There is a version of this recap, in another universe, where the Yankees piled on after their 6-0 lead, pulled away, and it was a laugher. But that is not this universe, because in this universe, the Yankees allowed the Twins to get back into it, although the end result counts the same as ever, with New York winning their seventh straight, 7-4.
There have been a few nicknames for tonight, whether you prefer the Death Star lineup, the Goal Line package, or whatever Twitter’s come up with since then. The Yankees stacked up a truly impressive top of the lineup, which of course means the Nos. 7-9 hitters were the first ones to plate any runs. Andrew Velazquez (who is from the Bronx) led off the third with a triple, and was brought home on Kyle Higashioka’s RBI double.
Tyler Wade walked, but of course, you couldn’t hold off the top of this lineup for long:
Much has been made of the sibling rivalry between Luke Voit and Anthony Rizzo. The Yankees are proving that they can fit them both into a lineup, and as if to drive that point home further, Rizzo brought Voit in with a sac fly to push the lead up to 4-0. Keep trying to top one another, boys.
Higashioka, who had already doubled in a run, scored one, and thrown out a runner on the bases, kept up his starring role in tonight’s show in the fourth inning:
Jameson Taillon, meanwhile, was excellent for five innings. He allowed just one hit while striking out five, and his fastball in particular was very effective:
Being able to locate the heater up above the letters and still get strikes — particularly swings and misses — is a huge part of Taillon’s game. When paired with a good 12-6 curveball, he becomes a very dangerous pitcher:
Jameson Taillon, 93mph Fastball and 81mph Curveball, Overlay. pic.twitter.com/BFnhN4qTz4— Rob Friedman (@PitchingNinja) August 20, 2021
You run into this issue with pitchers sometimes. He was so good through five, and you had a big lead; do you send him back out to face the lineup a third time, or take what you got and go to the bullpen? Aaron Boone went with the former, and Taillon was smacked around in the sixth.
Jake Cave took him deep for a home run, and the Twins strung together three more hits in succession, including two doubles. Suddenly it was 6-3, and Taillon’s day was over. The Third Time Through penalty is universal for a reason, and it moved Jameson’s outing from “stellar” to “acceptable.”
Wandy Peralta was asked to get two outs with two men on, and he did so on just seven pitches before working a sparkling seventh, throwing 14 pitches and getting three more outs. Since returning from the COVID-IL in the first week of August, Peralta’s thrown 10.1 innings over eight appearances, allowing a single run with a 7:1 K:BB ratio. He doesn’t boast the gas of other guys in the bullpen, but as the Yankees have engineered this August comeback, he’s played an underrated role.
Zack Britton allowed another run in the eighth, giving the Yankees just a two-run cushion while Chad Green warmed up to close out the game. Giancarlo Stanton was kind enough to afford him a little insurance ahead of the save:
That home run would loom large in the ninth, after Miguel Sanó took Green deep to left field and restoring the two-run deficit. In fact, I know you won’t believe this, the home run came on a curveball that sat middle-middle. (I know, right! Who would have thought.) To Green’s credit, he shook the dinger off to fan the Twins’ final two batters, securing the win.
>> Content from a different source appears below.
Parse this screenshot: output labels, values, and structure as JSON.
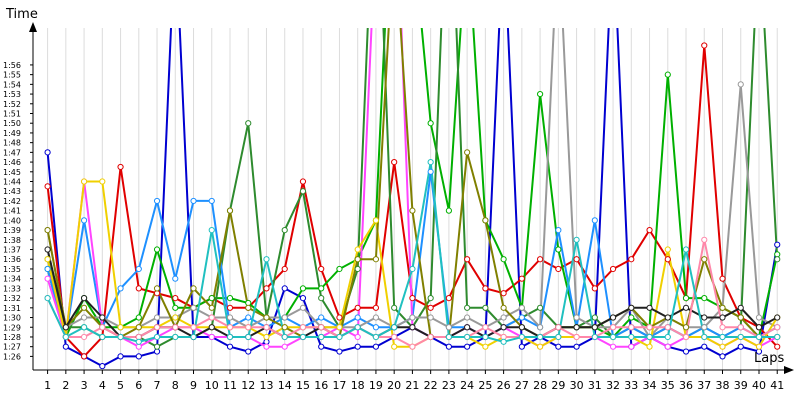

The Yankees seem allergic to winning the easy games, and this one should have been easy. Still, they all count the same, and the team ends the day in the same place they started — holding the first Wild Card spot. They remain a game ahead of Oakland (who beat the White Sox) and gained half a game on idle Boston.
New York has now won seven in a row, their longest streak of the season, and will send Nasty Nestor Cortes Jr. to the hill tomorrow to make it an even eight. That game starts up at 7:05pm ET.